Die erneuerbaren Energien hingegen legten stark zu. Im Vergleich zum Vorjahresquartal stieg ihr Anteil an der Netzeinspeisung um 21 Prozent. Am stärksten bauten Photovoltaik (Solar) und Windkraft ihre Anteile aus. Die Verstromung der Sonnenenergie stieg um fast 35 Prozent, die von Windenenergie um fast 29 Prozent. Einige Bundesländer wie Schlewig-Holstein erzeugen heute schon mehr grünen Strom als sie überhaupt Strom verbrauchen.

Konstruktionsfehler: Preisbildung der Strompreise 2022

Das Problem scheint also weniger der zunehmend von fossilen Energien unabhängiger werdende Strommix zu sein. Der Fehler könnte vielmehr bei der Preisfindung im System liegen, quasi ein Konstruktionsfehler sein. Das zumindest legt ein Forbes-Bericht anschaulich nahe. Demzufolge zieht auch nur ein einziges Gaskraftwerk, dessen Strom an der Strombörse gehandelt wird, alle anderen günstigeren Preise unweigerlich mit nach oben.

Denn der Preis, den die Stromanbieter an der Börse für den Einkauf von Strom bezahlen müssen, um am sog. Day-Ahead-Markt kurzfristig an elektrische Energie zu kommen, richtet sich stets nach den Grenzkosten der teuersten Herstellungsart. Also nach der, die gerade noch benötigt wird, um die Nachfrage zu decken. Beschreiben wir das mal an einem fiktiven Beispiel, um den Mechanismus dahinter zu verstehen:

  • Verschiedene Kraftwerke produzieren Strom und bieten diesen zu ihren Grenzkosten an der Strombörse an.
  • Erneuerbare Energien sind dabei sehr günstig und offerieren den Strom zu 2 bis 5 Euro pro Megawattstunde (MWh).
  • Dann folgen die Kernenergie-Kraftwerke, die ihren Strom zu 10 Euro pro MWh offerieren, die Braunkohle-Kraftwerke mit 30 bis 45 Euro pro MWh und die Steinkohle-Kraftwerke mit 45 bis 60 Euro pro MWh.
  • Steigt die kurzfristige Nachfrage zu einer bestimmten Uhrzeit nun so an, dass all diese Energieträger nicht mehr ausreichen, um die nötige Grundlast abzudecken, bieten auch die erdgasverstromenden Kraftwerke ihre Energie an der Börse an und zwar zum Preis von 100 Euro pro MWh.
  • Aus all diesen Preisen erfolgt aber keine Preisbildung im Mix, sondern am Ende bezahlt der Einkäufer nun immer den teuersten Preis von 100 Euro pro MWh für jede Energieform.
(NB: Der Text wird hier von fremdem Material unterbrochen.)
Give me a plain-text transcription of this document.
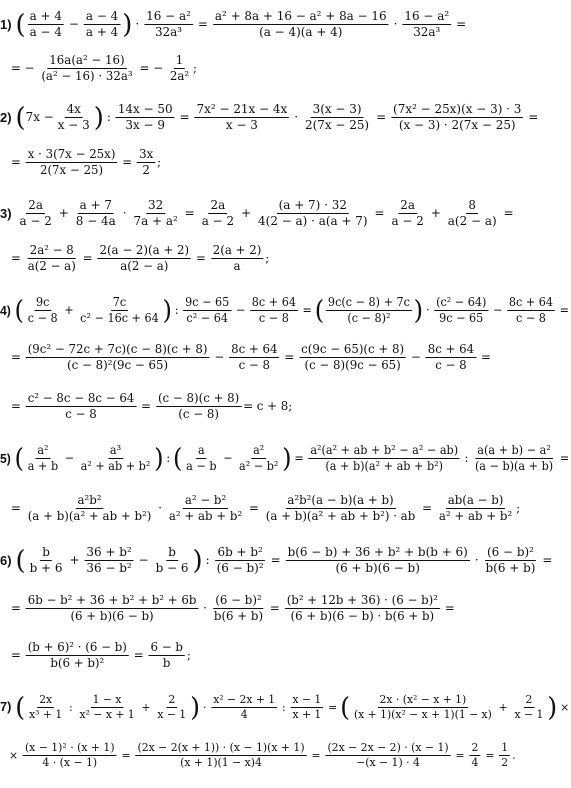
1) ( $\frac{a + 4}{a - 4} - \frac{a - 4}{a + 4}$ ) · $\frac{\text{16 − a²}}{\text{32a³}} = \frac{\text{a² + 8a + 16 − a² + 8a − 16}}{(a - 4)(a + 4)} \cdot \frac{\text{16 − a²}}{\text{32a³}}$ =
= − $\frac{\text{16a(a² − 16)}}{\text{(a² − 16) · 32a³}}$ = − $\frac{1}{\text{2a²}}$ ;
2) ( $7x - \frac{4x}{x - 3}$ ) : $\frac{14x - 50}{3x - 9} = \frac{\text{7x² − 21x − 4x}}{x - 3} \cdot \frac{3(x - 3)}{2(7x - 25)} = \frac{\text{(7x² − 25x)(x − 3) · 3}}{(x - 3) \cdot 2(7x - 25)}$ =
= $\frac{x \cdot 3(7x - 25x)}{2(7x - 25)} = \frac{3x}{2}$ ;
$3) \frac{2a}{a - 2} + \frac{a + 7}{8 - 4a} \cdot \frac{32}{\text{7a + a²}} = \frac{2a}{a - 2} + \frac{(a + 7) \cdot 32}{4(2 - a) \cdot a(a + 7)} = \frac{2a}{a - 2} + \frac{8}{a(2 - a)}$ =
= $\frac{\text{2a² − 8}}{a(2 - a)} = \frac{2(a - 2)(a + 2)}{a(2 - a)} = \frac{2(a + 2)}{a}$ ;
4) ( $\frac{9c}{c - 8} + \frac{7c}{\text{c² − 16c + 64}}$ ) : $\frac{9c - 65}{\text{c² − 64}} - \frac{8c + 64}{c - 8}$ = ( $\frac{9c(c - 8) + 7c}{\text{(c − 8)²}}$ ) · $\frac{\text{(c² − 64)}}{9c - 65} - \frac{8c + 64}{c - 8}$ =
= $\frac{\text{(9c² − 72c + 7c)(c − 8)(c + 8)}}{\text{(c − 8)²(9c − 65)}} - \frac{8c + 64}{c - 8} = \frac{c(9c - 65)(c + 8)}{(c - 8)(9c - 65)} - \frac{8c + 64}{c - 8}$ =
= $\frac{\text{c² − 8c − 8c − 64}}{c - 8} = \frac{(c - 8)(c + 8)}{(c - 8)} = c + 8$;
5) ( $\frac{\text{a²}}{a + b} - \frac{\text{a³}}{\text{a² + ab + b²}}$ ) : ( $\frac{a}{a - b} - \frac{\text{a²}}{\text{a² − b²}}$ ) = $\frac{\text{a²(a² + ab + b² − a² − ab)}}{\text{(a + b)(a² + ab + b²)}}$ : $\frac{\text{a(a + b) − a²}}{(a - b)(a + b)}$ =
= $\frac{\text{a²b²}}{\text{(a + b)(a² + ab + b²)}} \cdot \frac{\text{a² − b²}}{\text{a² + ab + b²}} = \frac{\text{a²b²(a − b)(a + b)}}{\text{(a + b)(a² + ab + b²) · ab}} = \frac{ab(a - b)}{\text{a² + ab + b²}}$ ;
6) ( $\frac{b}{b + 6} + \frac{\text{36 + b²}}{\text{36 − b²}} - \frac{b}{b - 6}$ ) : $\frac{\text{6b + b²}}{\text{(6 − b)²}} = \frac{\text{b(6 − b) + 36 + b² + b(b + 6)}}{(6 + b)(6 - b)} \cdot \frac{\text{(6 − b)²}}{b(6 + b)}$ =
= $\frac{\text{6b − b² + 36 + b² + b² + 6b}}{(6 + b)(6 - b)} \cdot \frac{\text{(6 − b)²}}{b(6 + b)} = \frac{\text{(b² + 12b + 36) · (6 − b)²}}{(6 + b)(6 - b) \cdot b(6 + b)}$ =
= $\frac{\text{(b + 6)² · (6 − b)}}{\text{b(6 + b)²}} = \frac{6 - b}{b}$ ;
7) ( $\frac{2x}{\text{x³ + 1}}$ : $\frac{1 - x}{\text{x² − x + 1}} + \frac{2}{x - 1}$ ) · $\frac{\text{x² − 2x + 1}}{4}$ : $\frac{x - 1}{x + 1}$ = ( $\frac{\text{2x · (x² − x + 1)}}{\text{(x + 1)(x² − x + 1)(1 − x)}} + \frac{2}{x - 1}$ ) ×
× $\frac{\text{(x − 1)² · (x + 1)}}{4 \cdot (x - 1)} = \frac{(2x - 2(x + 1)) \cdot (x - 1)(x + 1)}{(x + 1)(1 - x)4} = \frac{(2x - 2x - 2) \cdot (x - 1)}{-(x - 1) \cdot 4} = \frac{2}{4} = \frac{1}{2}$ .
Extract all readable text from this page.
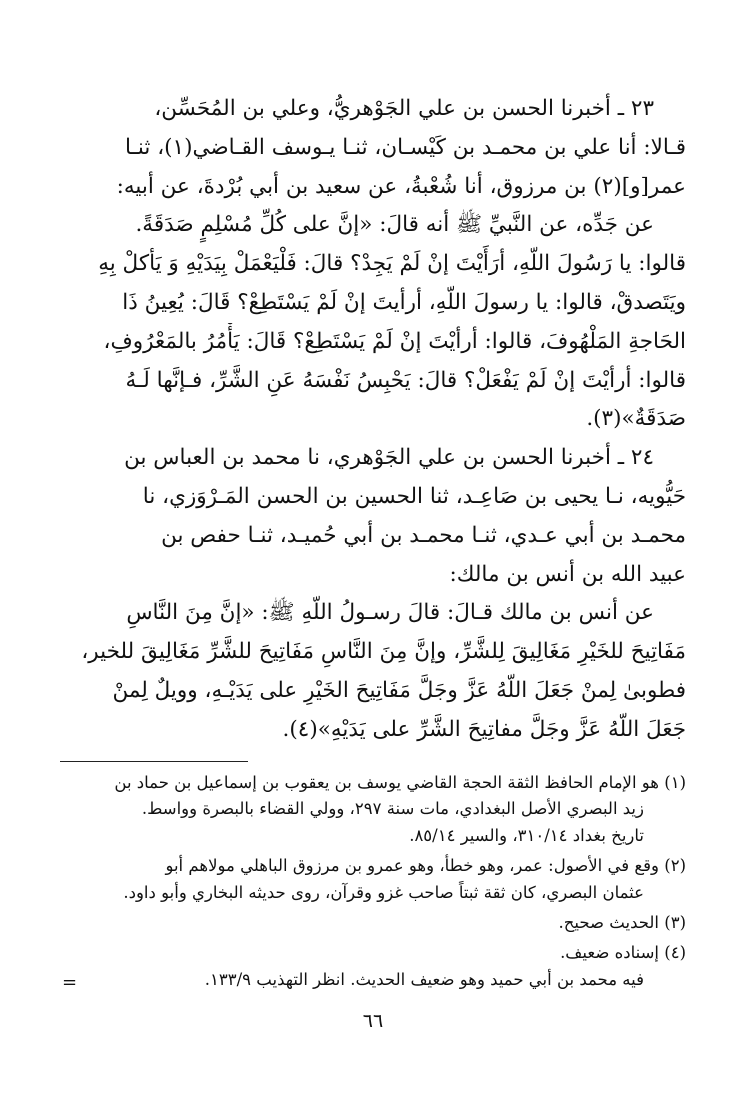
٢٣ ـ أخبرنا الحسن بن علي الجَوْهريُّ، وعلي بن المُحَسِّن،
قـالا: أنا علي بن محمـد بن كَيْسـان، ثنـا يـوسف القـاضي(١)، ثنـا
عمر[و](٢) بن مرزوق، أنا شُعْبةُ، عن سعيد بن أبي بُرْدةَ، عن أبيه:
عن جَدِّه، عن النَّبيِّ ﷺ أنه قالَ: «إنَّ على كُلِّ مُسْلِمٍ صَدَقَةً.
قالوا: يا رَسُولَ اللّهِ، أرَأَيْتَ إنْ لَمْ يَجِدْ؟ قالَ: فَلْيَعْمَلْ بِيَدَيْهِ وَ يَأكلْ بِهِ
ويَتَصدقْ، قالوا: يا رسولَ اللّهِ، أرأيتَ إنْ لَمْ يَسْتَطِعْ؟ قَالَ: يُعِينُ ذَا
الحَاجةِ المَلْهُوفَ، قالوا: أرأيْتَ إنْ لَمْ يَسْتَطِعْ؟ قَالَ: يَأْمُرُ بالمَعْرُوفِ،
قالوا: أرأيْتَ إنْ لَمْ يَفْعَلْ؟ قالَ: يَحْبِسُ نَفْسَهُ عَنِ الشَّرِّ، فـإنَّها لَـهُ
صَدَقَةٌ»(٣).
٢٤ ـ أخبرنا الحسن بن علي الجَوْهري، نا محمد بن العباس بن
حَيُّويه، نـا يحيى بن صَاعِـد، ثنا الحسين بن الحسن المَـرْوَزي، نا
محمـد بن أبي عـدي، ثنـا محمـد بن أبي حُميـد، ثنـا حفص بن
عبيد الله بن أنس بن مالك:
عن أنس بن مالك قـالَ: قالَ رسـولُ اللّهِ ﷺ: «إنَّ مِنَ النَّاسِ
مَفَاتِيحَ للخَيْرِ مَغَالِيقَ لِلشَّرِّ، وإنَّ مِنَ النَّاسِ مَفَاتِيحَ للشَّرِّ مَغَالِيقَ للخير،
فطوبىٰ لِمنْ جَعَلَ اللّهُ عَزَّ وجَلَّ مَفَاتِيحَ الخَيْرِ على يَدَيْـهِ، وويلٌ لِمنْ
جَعَلَ اللّهُ عَزَّ وجَلَّ مفاتِيحَ الشَّرِّ على يَدَيْهِ»(٤).
(١) هو الإمام الحافظ الثقة الحجة القاضي يوسف بن يعقوب بن إسماعيل بن حماد بن
زيد البصري الأصل البغدادي، مات سنة ٢٩٧، وولي القضاء بالبصرة وواسط.
تاريخ بغداد ٣١٠/١٤، والسير ٨٥/١٤.
(٢) وقع في الأصول: عمر، وهو خطأ، وهو عمرو بن مرزوق الباهلي مولاهم أبو
عثمان البصري، كان ثقة ثبتاً صاحب غزو وقرآن، روى حديثه البخاري وأبو داود.
(٣) الحديث صحيح.
(٤) إسناده ضعيف.
فيه محمد بن أبي حميد وهو ضعيف الحديث. انظر التهذيب ١٣٣/٩.
=
٦٦
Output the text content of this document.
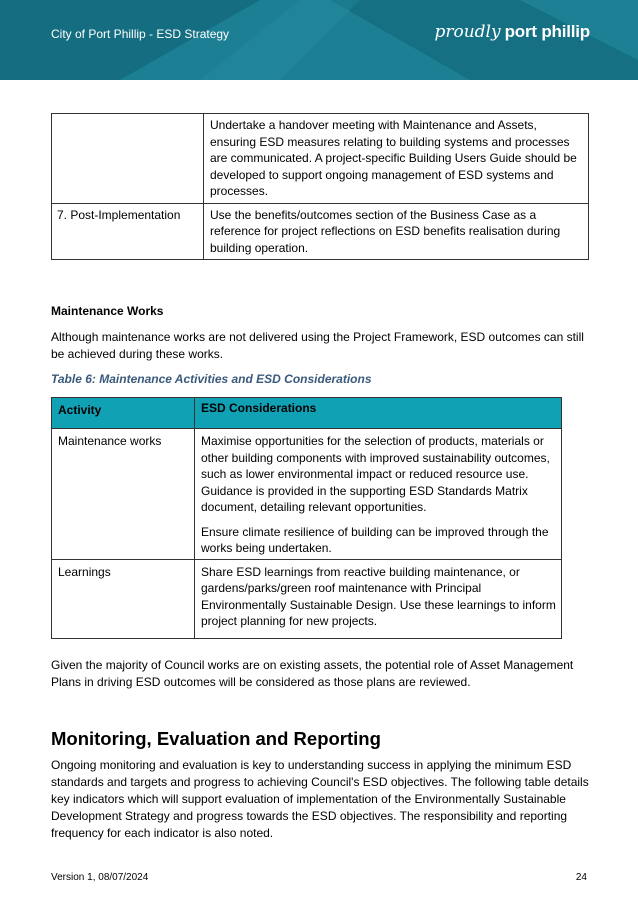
City of Port Phillip - ESD Strategy	proudly port phillip

	Undertake a handover meeting with Maintenance and Assets, ensuring ESD measures relating to building systems and processes are communicated. A project-specific Building Users Guide should be developed to support ongoing management of ESD systems and processes.

7. Post-Implementation	Use the benefits/outcomes section of the Business Case as a reference for project reflections on ESD benefits realisation during building operation.

Maintenance Works

Although maintenance works are not delivered using the Project Framework, ESD outcomes can still be achieved during these works.

Table 6: Maintenance Activities and ESD Considerations

Activity	ESD Considerations
Maintenance works	Maximise opportunities for the selection of products, materials or other building components with improved sustainability outcomes, such as lower environmental impact or reduced resource use. Guidance is provided in the supporting ESD Standards Matrix document, detailing relevant opportunities.

Ensure climate resilience of building can be improved through the works being undertaken.

Learnings	Share ESD learnings from reactive building maintenance, or gardens/parks/green roof maintenance with Principal Environmentally Sustainable Design. Use these learnings to inform project planning for new projects.

Given the majority of Council works are on existing assets, the potential role of Asset Management Plans in driving ESD outcomes will be considered as those plans are reviewed.

Monitoring, Evaluation and Reporting

Ongoing monitoring and evaluation is key to understanding success in applying the minimum ESD standards and targets and progress to achieving Council's ESD objectives. The following table details key indicators which will support evaluation of implementation of the Environmentally Sustainable Development Strategy and progress towards the ESD objectives. The responsibility and reporting frequency for each indicator is also noted.

Version 1, 08/07/2024	24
Ganz egal, ob zum Beispiel die Solartechnik oder Windkraft eigentlich nur zum Bruchteil des Gasstroms Energie produziert.

Es scheint also vor allem dieses System der Preisfindung das eigentliche Problem zu sein. Denn es tariert sich allein über die Kosten der teuersten Grenzkraftwerke aus. Ob sich die große Masse an günstigen Alternativen der Stromerzeugung dabei gezwungenermaßen eine goldene Nase verdient und der Verbraucher am Ende eine saftige Rechnung präsentiert bekommt, kann das System nicht verhindern.

Kommt dann noch hinzu, dass sich einige Bundesländer wie etwa Bayern mit riesigen Gaskraftwerken zum Ausgleich der Grundlast sehr einseitig abhängig gemacht haben, während jedoch die Windkraft im Freistaat nur eine geringe Rolle spielt, schließt sich der Kreis. So führt jeder weitere Anstieg der Gaspreise unweigerlich zu weiteren Erhöhungen der Strompreise 2022. Diese Prognose ist unschwer zu treffen. Den Preis für die kombinierten Systemfehler zahlen am Ende alle!